The Nation's Voice on Mental Illness
page printed from http://www.nami.org/
Grading the States 2006: North Dakota - Narrative
Living in North Dakota can feel very isolating, and when it comes to mental healthcare, perhaps North Dakota's greatest need is to integrate better with approaches found in other states across the country.
Responsibility for mental health services in North Dakota rests with the state's Department of Human Services (DHS). Within the DHS, the Division of Mental Health and Substance Abuse (DMHSA) oversees services delivered through the state's eight regional human service centers and the lone North Dakota State Hospital in Jamestown.
For individuals with serious mental illnesses, the state provides a range of options through Extended Care Treatment Units within each of the human service centers. While these Units do offer a variety of services, evidence-based practices (EBPs) are notably missing from the menu of available options in the state. North Dakota does offer supported employment services at each of the human service centers, but the state admits that it does not use the evidence-based SAMHSA model for this important service. Without adhering to standards for supported employment services, it is hard to know exactly what type of services are delivered to consumers in North Dakota and to ensure uniformity across the state for this critical service.
North Dakota also reports no Assertive Community Treatment (ACT) teams. The state's stagnation on implementing ACT contradicts an August 2004 memo from the North Dakota Mental Health Planning Council stating that ACT implementation was "feasible" in North Dakota and that one pilot program was planned for introduction in the next year. More than a year later, the state has not brought this service to fruition.
North Dakota has also failed to implement the evidence-based practice of integrated treatment for co-occurring substance abuse and mental illnesses, although one pilot is planned for 2006 in the Fargo area. In fact, the organization of the Division of Mental Health and Substance Abuse may be one of the impediments to progress in this area.

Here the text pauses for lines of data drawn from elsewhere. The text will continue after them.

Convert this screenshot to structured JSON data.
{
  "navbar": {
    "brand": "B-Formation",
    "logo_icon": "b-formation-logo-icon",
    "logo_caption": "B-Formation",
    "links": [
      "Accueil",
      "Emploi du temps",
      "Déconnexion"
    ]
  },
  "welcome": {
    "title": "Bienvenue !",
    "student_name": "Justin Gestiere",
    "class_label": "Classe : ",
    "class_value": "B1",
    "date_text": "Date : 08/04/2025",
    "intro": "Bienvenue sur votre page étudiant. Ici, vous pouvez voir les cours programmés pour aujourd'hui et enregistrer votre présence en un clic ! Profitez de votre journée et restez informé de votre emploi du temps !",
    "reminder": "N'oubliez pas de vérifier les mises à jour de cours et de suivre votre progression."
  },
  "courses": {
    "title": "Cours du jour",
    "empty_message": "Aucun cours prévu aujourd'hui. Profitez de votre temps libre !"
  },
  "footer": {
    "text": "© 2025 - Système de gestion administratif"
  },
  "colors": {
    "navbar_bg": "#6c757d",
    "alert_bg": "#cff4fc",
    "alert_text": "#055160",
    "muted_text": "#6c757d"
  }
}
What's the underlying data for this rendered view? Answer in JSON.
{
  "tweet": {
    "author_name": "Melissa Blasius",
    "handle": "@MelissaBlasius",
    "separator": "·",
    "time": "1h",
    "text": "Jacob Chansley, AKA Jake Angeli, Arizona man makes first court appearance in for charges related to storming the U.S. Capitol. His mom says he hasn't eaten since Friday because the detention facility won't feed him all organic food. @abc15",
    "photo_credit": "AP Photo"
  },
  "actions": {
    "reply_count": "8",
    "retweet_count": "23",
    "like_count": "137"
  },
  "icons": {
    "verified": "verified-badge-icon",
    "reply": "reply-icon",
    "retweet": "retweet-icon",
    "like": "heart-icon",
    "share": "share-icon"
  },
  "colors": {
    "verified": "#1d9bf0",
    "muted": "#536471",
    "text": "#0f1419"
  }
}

According to the state's fiscal year 2005 Community Mental Health Services Block Grant Application, DMHSA functions with one director, but "two distinct tracks: one for mental health issues, the other for substance abuse issues" that "allow distinct approaches to be taken in prevention, intervention, and treatment." This type of thinking is antiquated in a field where 31 percent of individuals with a serious mental illness also experience substance abuse. Even more disturbing, North Dakota has been hit hard by the growing methamphetamine epidemic, contributing to increased admissions at the state hospital for methamphetamine addiction.
And while the DMHSA indicates that there are a variety of housing options available in the state, it remains a major area of concern. For example, the state has a plan to address the long-term housing needs of individuals with serious mental illnesses, but there are no supported housing programs and no staff person within the DMHSA responsible for coordinating housing services for this population. What good is a plan, one might ask, with no one to implement it and no outcomes to show for it?
The scarcity of evidence-based practices is not the only problem facing North Dakota's mental health system. The population of this rural state is spread out over a vast land area, and 36 of the state's 53 counties are designated frontier areas, defined as fewer than seven people per square mile. To help reach these areas, staff from each of the regional human service centers travel on a regular basis to outlying communities.
In the future, the state plans to depend upon other health-care professionals (such as local public health nurses and social workers) in these communities to help fill the gap in care for these rural areas. While this plan may have some merit, the state would need to invest heavily in appropriate training for these individuals, and even then, it is no substitute for the knowledge base of psychiatrists and other specially trained mental health providers. The use of telemedicine and other interventions should be explored to supplement this plan.
Additionally, almost five percent of North Dakota's population is American Indian, and four federally recognized tribal nations lie within the state's borders. The DHS has a tribal liaison to facilitate between tribal social services and the state. This relationship has opened the lines of communication and resulted in trainings and the development of a booklet for tribal healthcare providers across the state.
On a positive note, in the Minot area, advocates are gaining traction on important programs such as Crisis Intervention Teams (CIT) to address the criminalization of individuals with mental illnesses. Additionally, human service center staff in the Fargo region are collaborating with a variety of officials to implement post-booking jail diversion strategies. This is a promising step and should be promoted with support of the DMHSA.
And, despite North Dakota's low ranking in this report, the state is making efforts to learn from others in the mental health field. Small teams from selected human service centers and the state hospital will be attending the Research Recovery Institute in Ohio to learn about a recovery-model education program for providers and consumers. This is a good first step toward climbing the ranks for North Dakota, to a better system of care.